Biberist

Schülerinnen und Schüler lernen den Lehrstellenmarkt kennen

Achtklässler aus Biberist bereiten sich auf das Berufsleben vor.

Achtklässler aus Biberist bereiten sich auf das Berufsleben vor.

Die Kommission Standortförderung Biberist organisierte mit Unterstützung der lokalen Wirtschaft den zweiten Wirtschaftstag. Die Schülerinnen und Schüler sassen dabei interessiert im Singsaal und hörten den Referenten zu.

Rund 80 Schülerinnen und Schüler wurden durch Vertreter der Betriebe und von Kennern des Lehrstellenmarktes darüber informiert, welche Erwartungen an zukünftige Lehrlinge gestellt werden. Zudem hatten sie die Gelegenheit, bei 33 Betrieben und Organisationen 44 Berufsausbildungen anzusehen und sich darüber zu informieren.

Interessiert sassen die Schülerinnen und Schüler im Singsaal und hörten den Referenten zu. Erklärt wurden die Rahmenbedingungen auf dem Lehrstellenmarkt, die Ausbildungsmöglichkeiten und Anforderungen der Wirtschaft sowie der Bewerbungsprozess aus Sicht der Unternehmer.

Das Thema Zeugnis warf einige Fragen auf.

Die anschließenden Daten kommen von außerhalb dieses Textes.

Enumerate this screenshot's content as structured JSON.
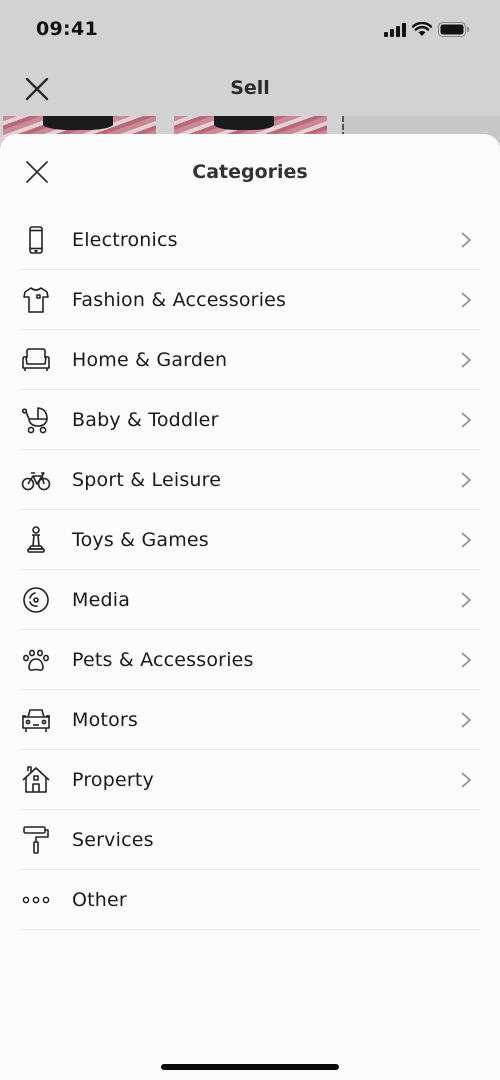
{
  "status_bar": {
    "time": "09:41",
    "icons": [
      "signal-icon",
      "wifi-icon",
      "battery-icon"
    ]
  },
  "nav": {
    "title": "Sell",
    "close_icon": "close-icon"
  },
  "sheet": {
    "title": "Categories",
    "close_icon": "close-icon",
    "items": [
      {
        "label": "Electronics",
        "icon": "phone-icon",
        "has_chevron": true
      },
      {
        "label": "Fashion & Accessories",
        "icon": "tshirt-icon",
        "has_chevron": true
      },
      {
        "label": "Home & Garden",
        "icon": "armchair-icon",
        "has_chevron": true
      },
      {
        "label": "Baby & Toddler",
        "icon": "pram-icon",
        "has_chevron": true
      },
      {
        "label": "Sport & Leisure",
        "icon": "bicycle-icon",
        "has_chevron": true
      },
      {
        "label": "Toys & Games",
        "icon": "game-pawn-icon",
        "has_chevron": true
      },
      {
        "label": "Media",
        "icon": "disc-icon",
        "has_chevron": true
      },
      {
        "label": "Pets & Accessories",
        "icon": "paw-icon",
        "has_chevron": true
      },
      {
        "label": "Motors",
        "icon": "car-icon",
        "has_chevron": true
      },
      {
        "label": "Property",
        "icon": "house-icon",
        "has_chevron": true
      },
      {
        "label": "Services",
        "icon": "paint-roller-icon",
        "has_chevron": false
      },
      {
        "label": "Other",
        "icon": "more-dots-icon",
        "has_chevron": false
      }
    ]
  },
  "colors": {
    "backdrop": "#d2d2d2",
    "sheet_bg": "#fdfcfd",
    "text": "#1a1a1a",
    "divider": "#e6e6e6",
    "chevron": "#8a8a8a"
  }
}
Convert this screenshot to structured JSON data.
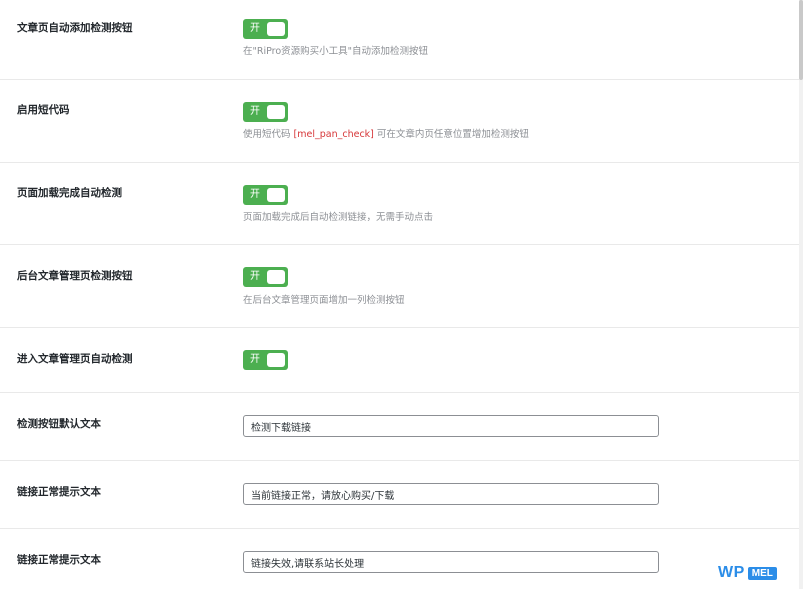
{
  "settings": {
    "toggle_rows": [
      {
        "label": "文章页自动添加检测按钮",
        "toggle_label": "开",
        "desc_pre": "在\"RiPro资源购买小工具\"自动添加检测按钮",
        "desc_code": "",
        "desc_post": ""
      },
      {
        "label": "启用短代码",
        "toggle_label": "开",
        "desc_pre": "使用短代码 ",
        "desc_code": "[mel_pan_check]",
        "desc_post": " 可在文章内页任意位置增加检测按钮"
      },
      {
        "label": "页面加载完成自动检测",
        "toggle_label": "开",
        "desc_pre": "页面加载完成后自动检测链接，无需手动点击",
        "desc_code": "",
        "desc_post": ""
      },
      {
        "label": "后台文章管理页检测按钮",
        "toggle_label": "开",
        "desc_pre": "在后台文章管理页面增加一列检测按钮",
        "desc_code": "",
        "desc_post": ""
      },
      {
        "label": "进入文章管理页自动检测",
        "toggle_label": "开",
        "desc_pre": "",
        "desc_code": "",
        "desc_post": ""
      }
    ],
    "text_rows": [
      {
        "label": "检测按钮默认文本",
        "value": "检测下载链接"
      },
      {
        "label": "链接正常提示文本",
        "value": "当前链接正常，请放心购买/下载"
      },
      {
        "label": "链接正常提示文本",
        "value": "链接失效,请联系站长处理"
      }
    ]
  },
  "watermark": {
    "wp": "WP",
    "mel": "MEL"
  },
  "colors": {
    "toggle_on": "#4caf50",
    "code_highlight": "#d63638",
    "brand_blue": "#2b8de8"
  }
}
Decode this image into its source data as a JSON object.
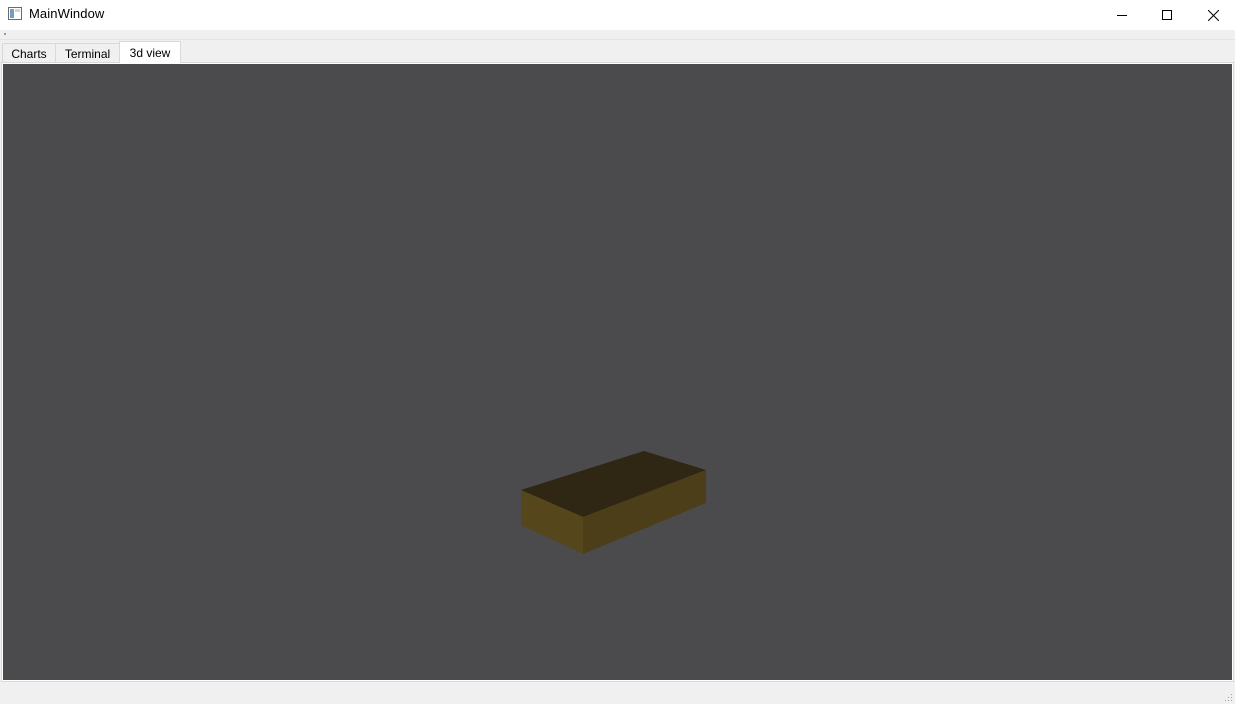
{
  "window": {
    "title": "MainWindow",
    "icon": "window-app-icon",
    "controls": {
      "minimize": "minimize-icon",
      "maximize": "maximize-icon",
      "close": "close-icon"
    }
  },
  "tabs": [
    {
      "label": "Charts",
      "active": false
    },
    {
      "label": "Terminal",
      "active": false
    },
    {
      "label": "3d view",
      "active": true
    }
  ],
  "viewport": {
    "background_color": "#4b4b4d",
    "object": {
      "type": "box",
      "top_face_color": "#2f2714",
      "left_face_color": "#56461c",
      "right_face_color": "#4c3e18"
    }
  },
  "statusbar": {
    "grip": "size-grip-icon"
  }
}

Urs Schmid, Projektleiter Berufsbildung beim kantonalen Gewerbeverband KGV erklärte den Schülerinnen und Schülern, dass gute Noten nicht der entscheidende Faktor sind.

«Betragen, Fleiss und Absenzen sind genauso wichtig.» Auch Reto Gerber, Leiter der Geschäftsstelle Regiobank Biberist, unterstrich die Wichtigkeit der Sozialkompetenzen. Wie man sich im Betrieb gibt, sei ebenso wichtig wie gute Noten in der Schule.

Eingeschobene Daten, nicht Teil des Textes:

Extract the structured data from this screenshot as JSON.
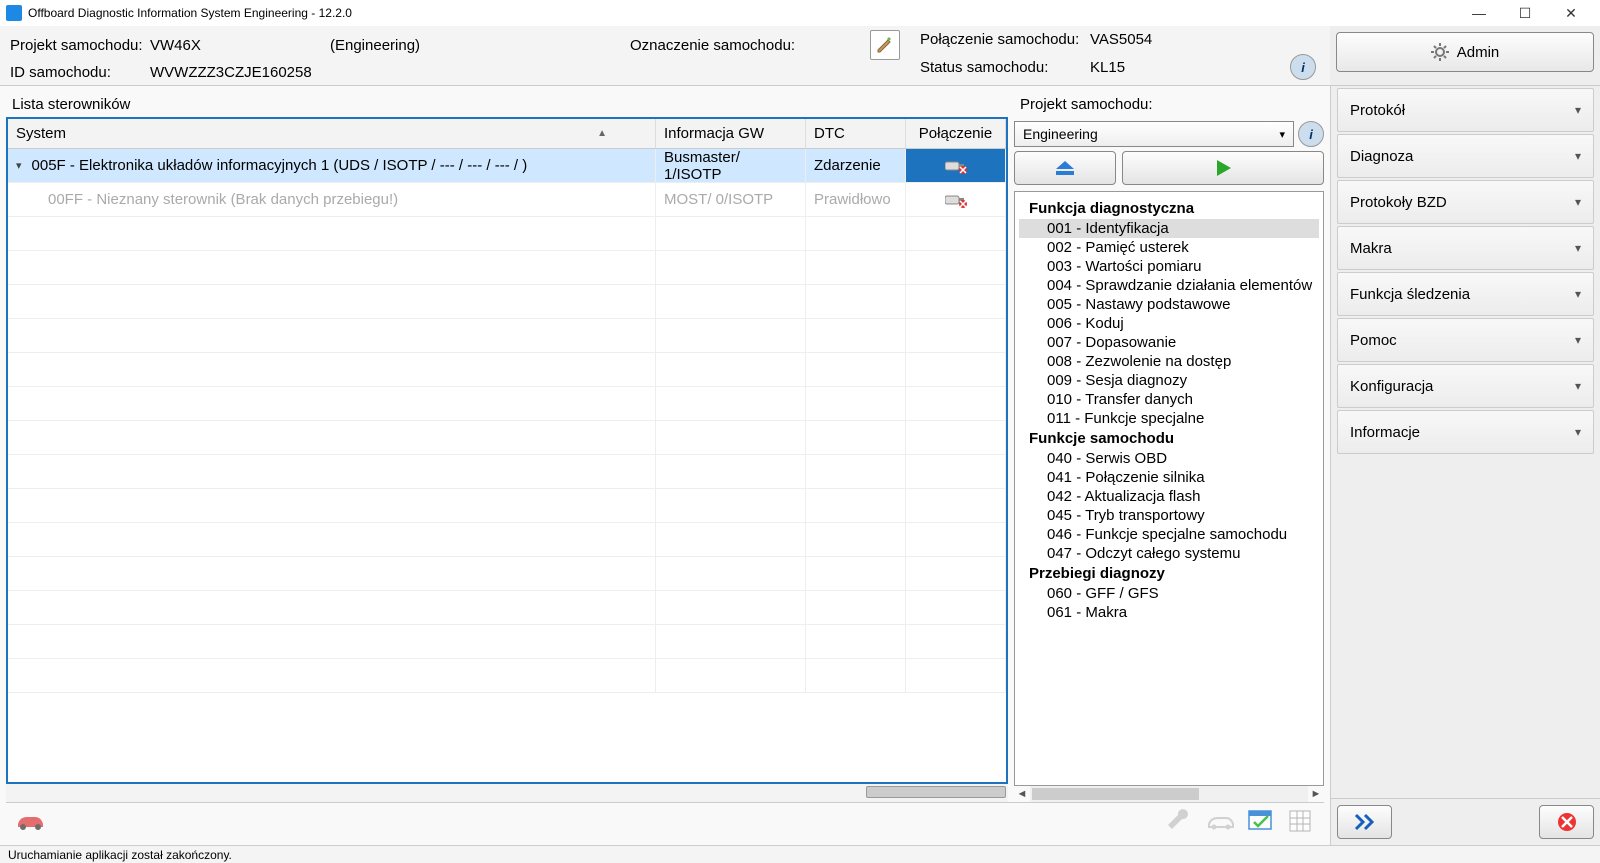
{
  "window": {
    "title": "Offboard Diagnostic Information System Engineering - 12.2.0"
  },
  "header": {
    "project_label": "Projekt samochodu:",
    "project_value": "VW46X",
    "project_mode": "(Engineering)",
    "designation_label": "Oznaczenie samochodu:",
    "id_label": "ID samochodu:",
    "id_value": "WVWZZZ3CZJE160258",
    "connection_label": "Połączenie samochodu:",
    "connection_value": "VAS5054",
    "status_label": "Status samochodu:",
    "status_value": "KL15"
  },
  "admin_button": "Admin",
  "side_menu": [
    "Protokół",
    "Diagnoza",
    "Protokoły BZD",
    "Makra",
    "Funkcja śledzenia",
    "Pomoc",
    "Konfiguracja",
    "Informacje"
  ],
  "left": {
    "title": "Lista sterowników",
    "columns": {
      "system": "System",
      "gw": "Informacja GW",
      "dtc": "DTC",
      "conn": "Połączenie"
    },
    "rows": [
      {
        "system": "005F - Elektronika układów informacyjnych 1  (UDS / ISOTP / --- / --- / --- /  )",
        "gw": "Busmaster/ 1/ISOTP",
        "dtc": "Zdarzenie",
        "selected": true,
        "expandable": true
      },
      {
        "system": "00FF - Nieznany sterownik  (Brak danych przebiegu!)",
        "gw": "MOST/ 0/ISOTP",
        "dtc": "Prawidłowo",
        "selected": false,
        "disabled": true,
        "indent": true
      }
    ]
  },
  "right": {
    "project_label": "Projekt samochodu:",
    "project_combo": "Engineering",
    "tree": [
      {
        "type": "header",
        "text": "Funkcja diagnostyczna"
      },
      {
        "type": "leaf",
        "text": "001 - Identyfikacja",
        "selected": true
      },
      {
        "type": "leaf",
        "text": "002 - Pamięć usterek"
      },
      {
        "type": "leaf",
        "text": "003 - Wartości pomiaru"
      },
      {
        "type": "leaf",
        "text": "004 - Sprawdzanie działania elementów"
      },
      {
        "type": "leaf",
        "text": "005 - Nastawy podstawowe"
      },
      {
        "type": "leaf",
        "text": "006 - Koduj"
      },
      {
        "type": "leaf",
        "text": "007 - Dopasowanie"
      },
      {
        "type": "leaf",
        "text": "008 - Zezwolenie na dostęp"
      },
      {
        "type": "leaf",
        "text": "009 - Sesja diagnozy"
      },
      {
        "type": "leaf",
        "text": "010 - Transfer danych"
      },
      {
        "type": "leaf",
        "text": "011 - Funkcje specjalne"
      },
      {
        "type": "header",
        "text": "Funkcje samochodu"
      },
      {
        "type": "leaf",
        "text": "040 - Serwis OBD"
      },
      {
        "type": "leaf",
        "text": "041 - Połączenie silnika"
      },
      {
        "type": "leaf",
        "text": "042 - Aktualizacja flash"
      },
      {
        "type": "leaf",
        "text": "045 - Tryb transportowy"
      },
      {
        "type": "leaf",
        "text": "046 - Funkcje specjalne samochodu"
      },
      {
        "type": "leaf",
        "text": "047 - Odczyt całego systemu"
      },
      {
        "type": "header",
        "text": "Przebiegi diagnozy"
      },
      {
        "type": "leaf",
        "text": "060 - GFF / GFS"
      },
      {
        "type": "leaf",
        "text": "061 - Makra"
      }
    ]
  },
  "status_bar": "Uruchamianie aplikacji został zakończony."
}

Ein Platz in der Berufswelt

2004 wurde das Projekt «Berufswahlplattform» vom kantonalen Amt für Berufsbildung, Mittel- und Hochschulen ins Leben gerufen, mit dem Ziel Schulabgänger bei der Lehrstellensuche zu unterstützen. Dabei kommen ehrenamtliche Coaches sowie Kaderleute mit Führungserfahrung zum Einsatz.

Auch Markus Dick von der Kommission Standortförderung Biberist coachte Schulabgänger. Letztes Jahr startete er das Pilotprojekt «Biberist unterstützt Schulabgänger» aus eigener Initiative: «Es ist wichtig, dass Biberist seinen Schulabgängern einen Platz in der Berufswelt sichern kann.»

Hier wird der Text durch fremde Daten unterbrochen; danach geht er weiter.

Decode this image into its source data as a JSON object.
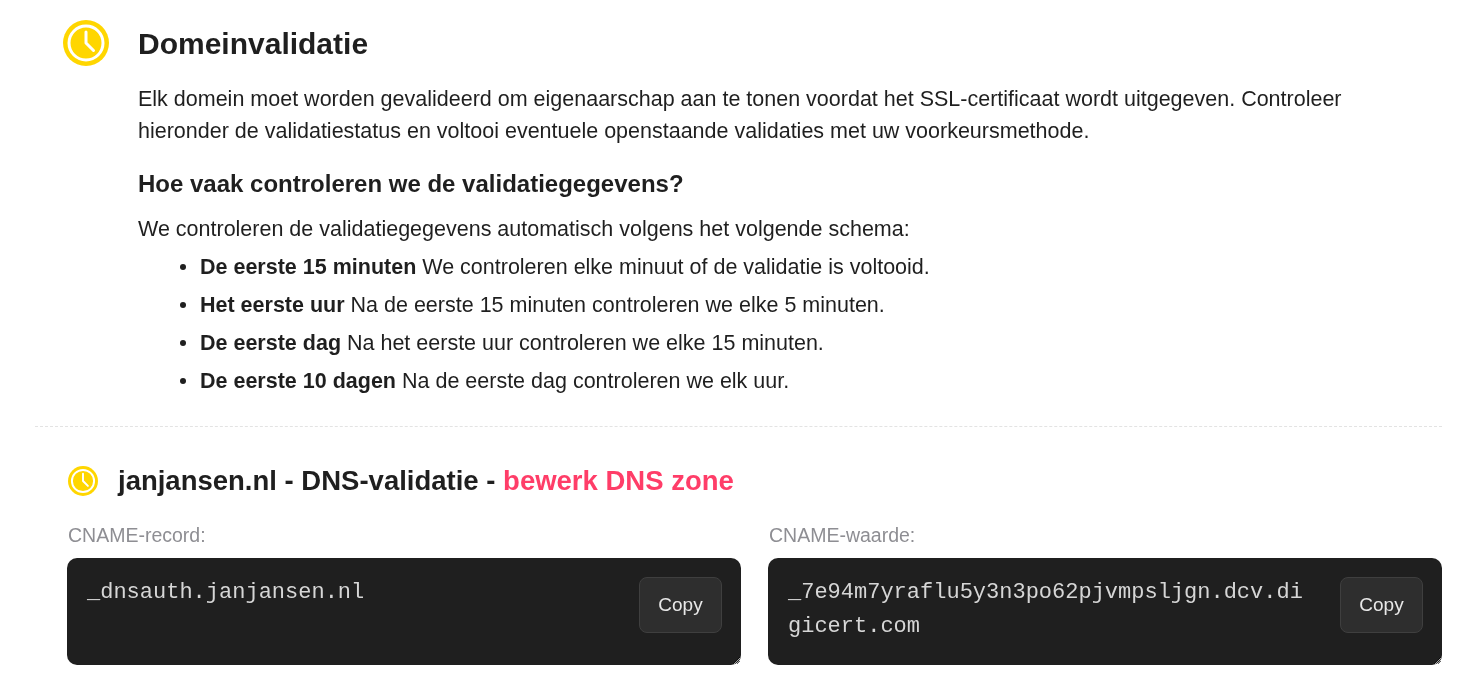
{
  "header": {
    "title": "Domeinvalidatie",
    "intro": "Elk domein moet worden gevalideerd om eigenaarschap aan te tonen voordat het SSL-certificaat wordt uitgegeven. Controleer hieronder de validatiestatus en voltooi eventuele openstaande validaties met uw voorkeursmethode.",
    "subheading": "Hoe vaak controleren we de validatiegegevens?",
    "schedule_intro": "We controleren de validatiegegevens automatisch volgens het volgende schema:",
    "schedule": [
      "**De eerste 15 minuten** We controleren elke minuut of de validatie is voltooid.",
      "**Het eerste uur** Na de eerste 15 minuten controleren we elke 5 minuten.",
      "**De eerste dag** Na het eerste uur controleren we elke 15 minuten.",
      "**De eerste 10 dagen** Na de eerste dag controleren we elk uur."
    ]
  },
  "validations": [
    {
      "title": "janjansen.nl - DNS-validatie -",
      "link": "bewerk DNS zone",
      "fields": [
        {
          "label": "CNAME-record:",
          "value": "_dnsauth.janjansen.nl",
          "button": "Copy"
        },
        {
          "label": "CNAME-waarde:",
          "value": "_7e94m7yraflu5y3n3po62pjvmpsljgn.dcv.digicert.com",
          "button": "Copy"
        }
      ]
    }
  ]
}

Renato Delfini, Abteilungsleiter der Berufs- und Studienberatung, begrüsst die Aktion. «Es ist das effektivste Mittel um Schulabgänger und Lehrbetriebe zusammen zu führen.»

Nach der Theorie wurde in den Schulzimmern über das Bewerbungsdossier, das Vorstellungsgespräch und über das Auftreten diskutiert. Telefongespräche wurden simuliert, Ängste, Hemmungen, Stärken und Schwächen angesprochen. Am Nachmittag besuchten die Schülerinnen und Schüler Betriebe, die sie interessieren.

Andrea Meister, Leiterin der Kreisschule Biberist, ist vom Wirtschaftstag begeistert. «Wir sind von allen Seiten her auf offene Türen gestossen.» Auch Gemeindepräsident Martin Blaser findet das Projekt «grandios. Wir schauen, dass Jugendliche einen Berufseinstieg finden». Blaser unterstrich die Wichtigkeit eine Arbeitsstelle zu finden, die gefällt. Er entliess die Schülerinnen und Schüler mit den Worten «euer Glück liegt in euren Händen».